Изменить размер шрифта - +
Худенькая пьянчужка, не умеющая за себя постоять. (Стихи ее мучали? Или их непризнание? — она так и не сумела в этом определиться.) Пала духом. Командировочные, водочка в розлив, ну, темная ночь, выручай!.. Я отыскивал ее в крыле К, иногда в ужасающих своей заплеванностью и грязью местах, в жутких компаниях. (Им она и объясняла, какой она гений. Читала стихи.) Однажды была совсем голая. Уже в дым. На кровати лежала и в самом дальнем (от их застолья) полутемном углу. А они продолжали пить. Мужики — предполагаю — нет-нет к ней наведывались. Во всяком случае, если пока что не произошло, не было в полной мере (один-то был, кто-то же ее раздел), то должно было произойти неминуемо. Они ее, понятно, не отдавали. «Что лезешь?! Мы тут без тебя... Мы ее поили! Она наша, отвали!» — кричали командировочные (волгоградские на этот раз), но я тоже уже кричал, матерился. В конце концов опыт общажника помог мне затеять драку, столь необходимую в типовой ситуации, когда они все-таки боятся шума и огласки, а ты нет. Я ее еле одел. Один из ублюдков (была, видно, с ним еще не совсем пьяна и не давалась) развалил надвое ей трусы бритвенным лезвием, открыв для всех скромное женское лоно, курчавый над ним хохолок. Теперь с этими трусами, как я ни прилаживал, как ни придерживал их, не получалось. (Пока не сообразил, что они разрезаны.) Все это время я заслонял ее, а левой рукой кого-то отталкивал; сзади меня стоял ор, крик. И кто-то из них, из волгоградских, суетясь и возбужденно подпрыгивая за моей спиной, тыкал пустой пивной бутылкой мне в лопатку. (А я вдруг ощутил лопатку как часть тела. Я понял, как это близко. Так приближаются к нам наши завтрешние дни — набегают, как по небу тучки; и не меняется ветер.)

Взял ее на руки, но нести невозможно, голова закидывалась, отчего внутри Веронички начинало опасно булькать, и чуть что — рвало. Поставил на ноги. Вел, обнимая ее и удерживая, именно что алчно, неуступчиво (как свою, наконец, долю в чужой, в их добыче). Вел, а командировочные все материли меня; один из них особенно загораживал мне дорогу.

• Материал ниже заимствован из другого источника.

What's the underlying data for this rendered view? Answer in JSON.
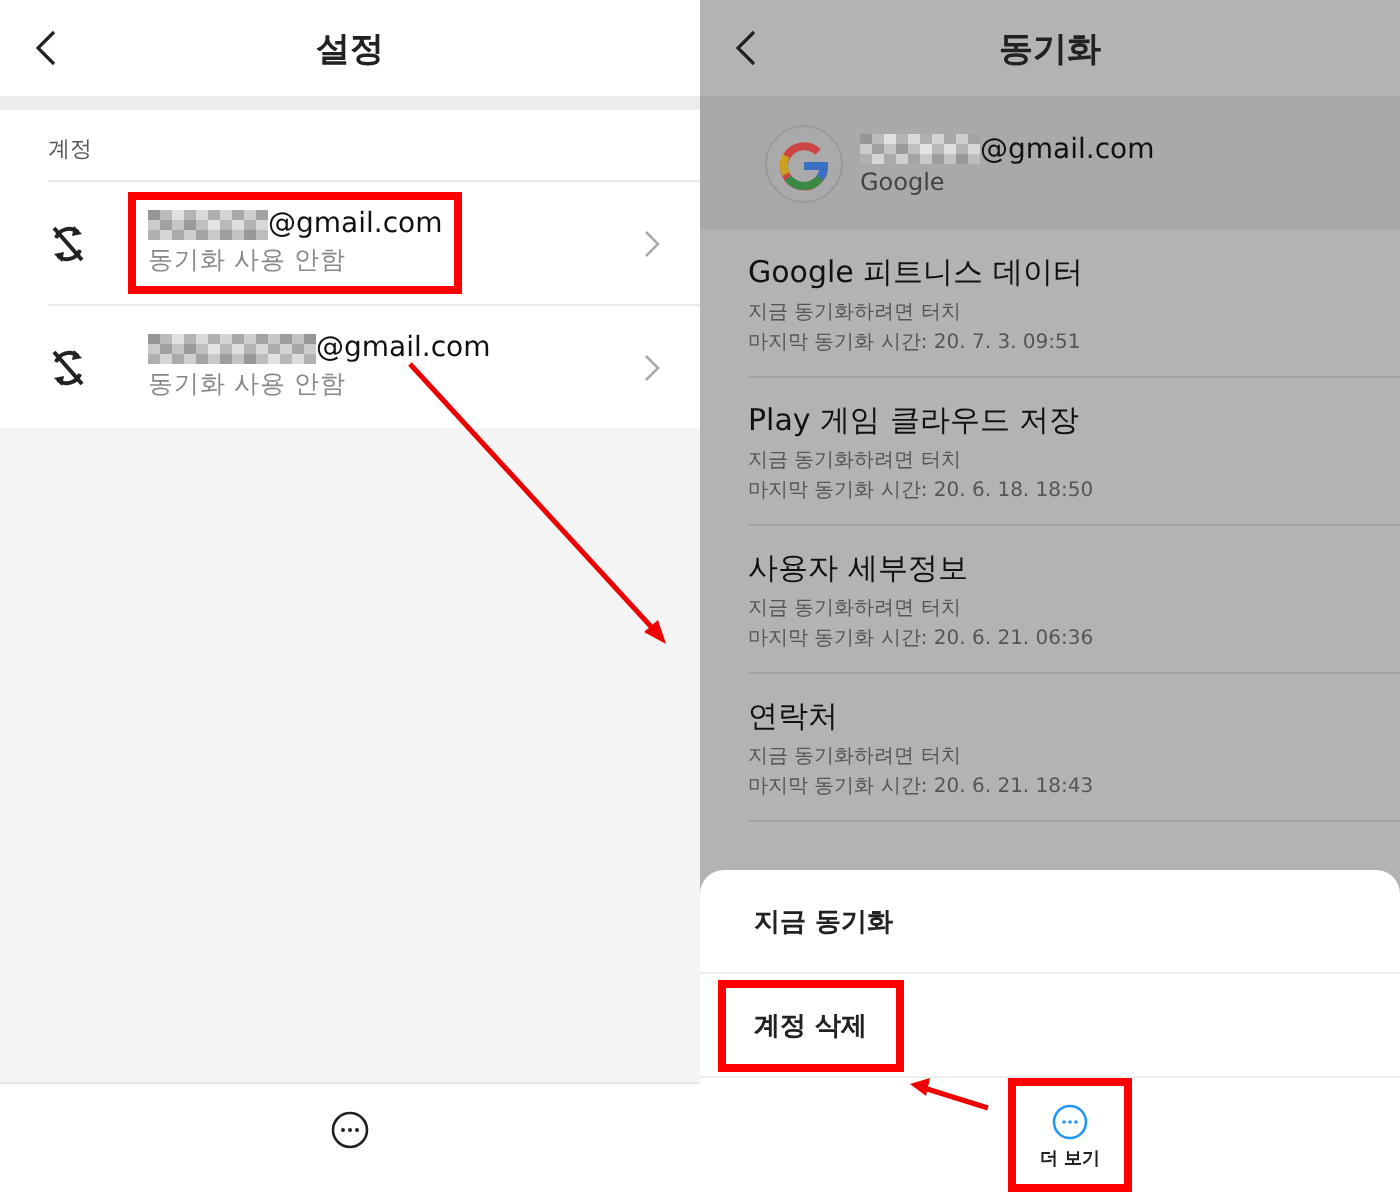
{
  "settings_screen": {
    "title": "설정",
    "section_label": "계정",
    "accounts": [
      {
        "email": "@gmail.com",
        "status": "동기화 사용 안함",
        "sync_on": false,
        "highlighted": true
      },
      {
        "email": "@gmail.com",
        "status": "동기화 사용 안함",
        "sync_on": false,
        "highlighted": false
      }
    ]
  },
  "sync_screen": {
    "title": "동기화",
    "account": {
      "email": "@gmail.com",
      "provider": "Google"
    },
    "items": [
      {
        "name": "Google 피트니스 데이터",
        "hint": "지금 동기화하려면 터치",
        "last_sync": "마지막 동기화 시간: 20. 7. 3. 09:51"
      },
      {
        "name": "Play 게임 클라우드 저장",
        "hint": "지금 동기화하려면 터치",
        "last_sync": "마지막 동기화 시간: 20. 6. 18. 18:50"
      },
      {
        "name": "사용자 세부정보",
        "hint": "지금 동기화하려면 터치",
        "last_sync": "마지막 동기화 시간: 20. 6. 21. 06:36"
      },
      {
        "name": "연락처",
        "hint": "지금 동기화하려면 터치",
        "last_sync": "마지막 동기화 시간: 20. 6. 21. 18:43"
      }
    ],
    "sheet": {
      "actions": [
        {
          "label": "지금 동기화",
          "highlighted": false
        },
        {
          "label": "계정 삭제",
          "highlighted": true
        }
      ],
      "more_button": {
        "label": "더 보기",
        "highlighted": true
      }
    }
  }
}
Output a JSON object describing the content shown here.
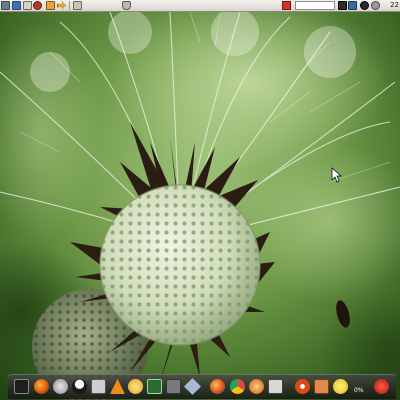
{
  "top_panel": {
    "search_placeholder": "",
    "clock": "22",
    "launchers": [
      "files-icon",
      "monitor-icon",
      "mail-icon",
      "camera-icon",
      "home-folder-icon",
      "arrow-icon",
      "divider",
      "notes-icon"
    ],
    "tray": [
      "applet-icon",
      "red-indicator-icon",
      "terminal-tray-icon",
      "network-icon",
      "volume-icon",
      "user-icon",
      "power-tray-icon"
    ]
  },
  "desktop": {
    "wallpaper": "dandelion-macro-photo"
  },
  "dock": {
    "items": [
      {
        "name": "terminal-icon"
      },
      {
        "name": "firefox-icon"
      },
      {
        "name": "settings-icon"
      },
      {
        "name": "penguin-icon"
      },
      {
        "name": "storage-icon"
      },
      {
        "name": "vlc-icon"
      },
      {
        "name": "media-icon"
      },
      {
        "name": "monitor-app-icon"
      },
      {
        "name": "tools-icon"
      },
      {
        "name": "diamond-icon"
      },
      {
        "name": "browser-icon"
      },
      {
        "name": "chrome-icon"
      },
      {
        "name": "flame-icon"
      },
      {
        "name": "photos-icon"
      },
      {
        "name": "ubuntu-icon"
      },
      {
        "name": "folder-icon"
      },
      {
        "name": "smiley-icon"
      },
      {
        "name": "power-icon"
      }
    ],
    "battery_label": "0%"
  },
  "colors": {
    "panel": "#e4e0d8",
    "dock": "#2a2a2a",
    "seed_head": "#dfe9cf",
    "bracts": "#2a1d12",
    "background": "#5a8a3a"
  }
}
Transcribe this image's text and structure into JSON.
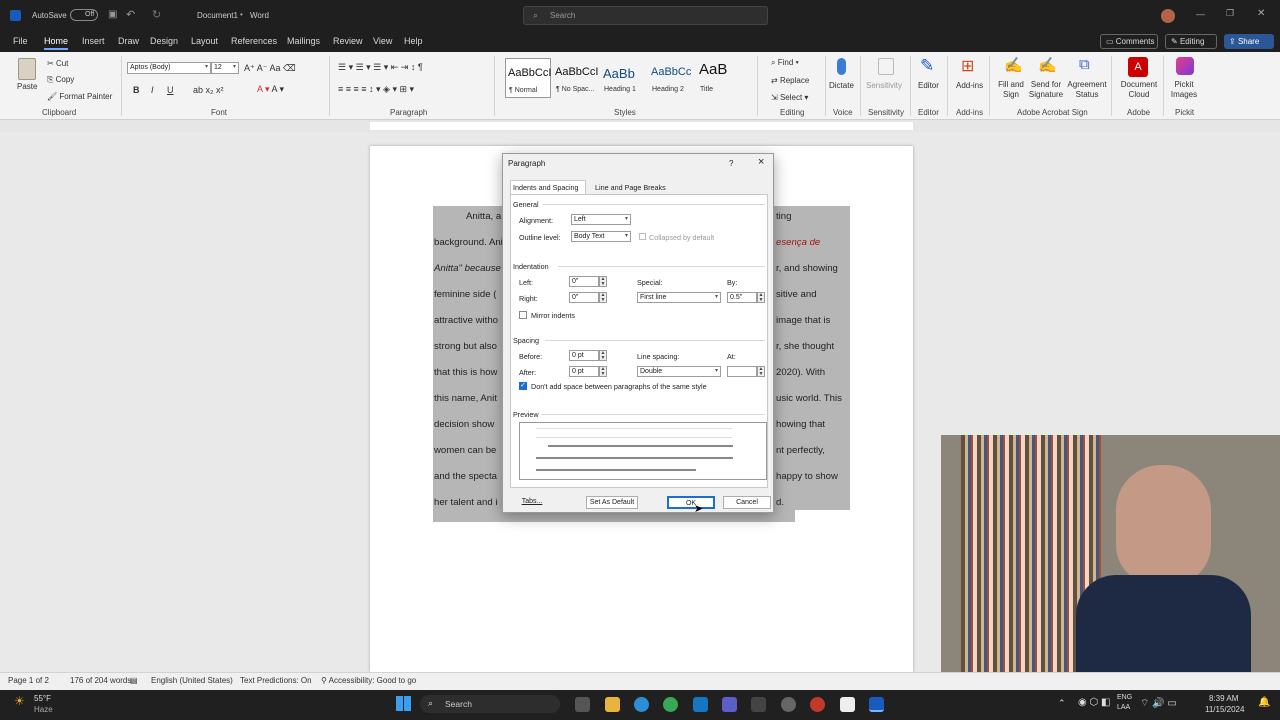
{
  "titlebar": {
    "autosave": "AutoSave",
    "autosave_state": "Off",
    "document": "Document1",
    "app": "Word",
    "search_placeholder": "Search"
  },
  "menu": {
    "file": "File",
    "home": "Home",
    "insert": "Insert",
    "draw": "Draw",
    "design": "Design",
    "layout": "Layout",
    "references": "References",
    "mailings": "Mailings",
    "review": "Review",
    "view": "View",
    "help": "Help",
    "comments": "Comments",
    "editing": "Editing",
    "share": "Share"
  },
  "ribbon": {
    "paste": "Paste",
    "cut": "Cut",
    "copy": "Copy",
    "format_painter": "Format Painter",
    "clipboard": "Clipboard",
    "font_name": "Aptos (Body)",
    "font_size": "12",
    "font": "Font",
    "paragraph": "Paragraph",
    "styles": [
      {
        "sample": "AaBbCcI",
        "label": "¶ Normal"
      },
      {
        "sample": "AaBbCcI",
        "label": "¶ No Spac..."
      },
      {
        "sample": "AaBb",
        "label": "Heading 1"
      },
      {
        "sample": "AaBbCc",
        "label": "Heading 2"
      },
      {
        "sample": "AaB",
        "label": "Title"
      }
    ],
    "styles_label": "Styles",
    "find": "Find",
    "replace": "Replace",
    "select": "Select",
    "editing_label": "Editing",
    "dictate": "Dictate",
    "voice": "Voice",
    "sensitivity": "Sensitivity",
    "sensitivity_group": "Sensitivity",
    "editor": "Editor",
    "editor_group": "Editor",
    "addins": "Add-ins",
    "addins_group": "Add-ins",
    "fill_sign": "Fill and Sign",
    "send_sig": "Send for Signature",
    "agreement": "Agreement Status",
    "adobe_sign": "Adobe Acrobat Sign",
    "doc_cloud": "Document Cloud",
    "adobe": "Adobe",
    "pickit": "Pickit Images",
    "pickit_group": "Pickit"
  },
  "doc_lines": [
    {
      "left": "Anitta, a",
      "right": "ting"
    },
    {
      "left": "background. Ani",
      "right": "esença de"
    },
    {
      "left": "Anitta\" because",
      "right": "r, and showing"
    },
    {
      "left": "feminine side (",
      "right": "sitive and"
    },
    {
      "left": "attractive witho",
      "right": "image that is"
    },
    {
      "left": "strong but also",
      "right": "r, she thought"
    },
    {
      "left": "that this is how",
      "right": "2020). With"
    },
    {
      "left": "this name, Anit",
      "right": "usic world. This"
    },
    {
      "left": "decision show",
      "right": "howing that"
    },
    {
      "left": "women can be",
      "right": "nt perfectly,"
    },
    {
      "left": "and the specta",
      "right": "happy to show"
    },
    {
      "left": "her talent and i",
      "right": "d."
    }
  ],
  "dialog": {
    "title": "Paragraph",
    "help": "?",
    "close": "×",
    "tab1": "Indents and Spacing",
    "tab2": "Line and Page Breaks",
    "general": "General",
    "alignment_label": "Alignment:",
    "alignment": "Left",
    "outline_label": "Outline level:",
    "outline": "Body Text",
    "collapsed": "Collapsed by default",
    "indentation": "Indentation",
    "left_label": "Left:",
    "left": "0\"",
    "right_label": "Right:",
    "right": "0\"",
    "special_label": "Special:",
    "special": "First line",
    "by_label": "By:",
    "by": "0.5\"",
    "mirror": "Mirror indents",
    "spacing": "Spacing",
    "before_label": "Before:",
    "before": "0 pt",
    "after_label": "After:",
    "after": "0 pt",
    "line_spacing_label": "Line spacing:",
    "line_spacing": "Double",
    "at_label": "At:",
    "at": "",
    "dont_add": "Don't add space between paragraphs of the same style",
    "preview": "Preview",
    "tabs_btn": "Tabs...",
    "default_btn": "Set As Default",
    "ok_btn": "OK",
    "cancel_btn": "Cancel"
  },
  "status": {
    "page": "Page 1 of 2",
    "words": "176 of 204 words",
    "language": "English (United States)",
    "predictions": "Text Predictions: On",
    "accessibility": "Accessibility: Good to go"
  },
  "taskbar": {
    "temp": "55°F",
    "weather": "Haze",
    "search": "Search",
    "lang1": "ENG",
    "lang2": "LAA",
    "time": "8:39 AM",
    "date": "11/15/2024"
  },
  "colors": {
    "accent": "#185abd",
    "ribbon": "#f3f3f3",
    "dark": "#1f1f1f",
    "selection": "#b6b6b6"
  }
}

Помню, я возопил злобным криком:

— Да вы уже все отметились по разу! Чего вам еще надо?

— Не твое дело! — орали они. — Она пришла с нами! Она пила с нами и уйдет с нами.

Мужчина и женщина бывают, скажем, умны, настороженны, а вот отношения меж ними — наивны. Или даже так: оба злы, а отношения меж ними нежны и слезливы. Чувство, возникнув, имеет свой стойкий, но подчас случайный рисунок — можно его отличить и можно даже как-то предугадать (исходя из ситуации), но не переделать. Что получилось, то получилось. Прими — и не сетуй. Отношения с Вероникой получались сентиментальны и доверительны, независимо от того, какими людьми мы были оба. Жалковатое чувство; но у людей сейчас нет лучшего. Я жалел ее — она давала жалеть себя. Тут тоже крылась взаимность, угаданная обоими как обязательная сердцевинка. Я жалел. Ох-ах. Все-то она, маленькая Вероничка, ошибалась в подробностях жизни. Разбила коленку на улице — или вдруг отравилась в столовой котлетами, съела две. Или ее оскорбила мороженщица. («И ведь ни за что!..») Или она высказала милиционеру (прямо на улице — замечательный оппонент) все, что она думает о служках уходящего тоталитарного режима. А он вовсе даже не свел ее в отделение, а так дал в ухо, что ухо воспалилось и две недели текло, пришлось пойти на процедуры. Записывал и перезаписывал ее к врачу я (разумеется!). Сам с ней в поликлинику днем, а вечерком сам же ей компресс, вата да пригоршня водки, да лоскут целлофана — мне не трудно, ей приятно. Вероничка не была сексуальной, но мы оба и в этом обнаружили, пусть с запозданием, достаточную друг в друге новизну. Ей так кстати пришлась (приспела) постельная страсть — со стонами и с веселящими меня ее вскриками (и с милым ее смехом). Смеялась в постели, это удивительно.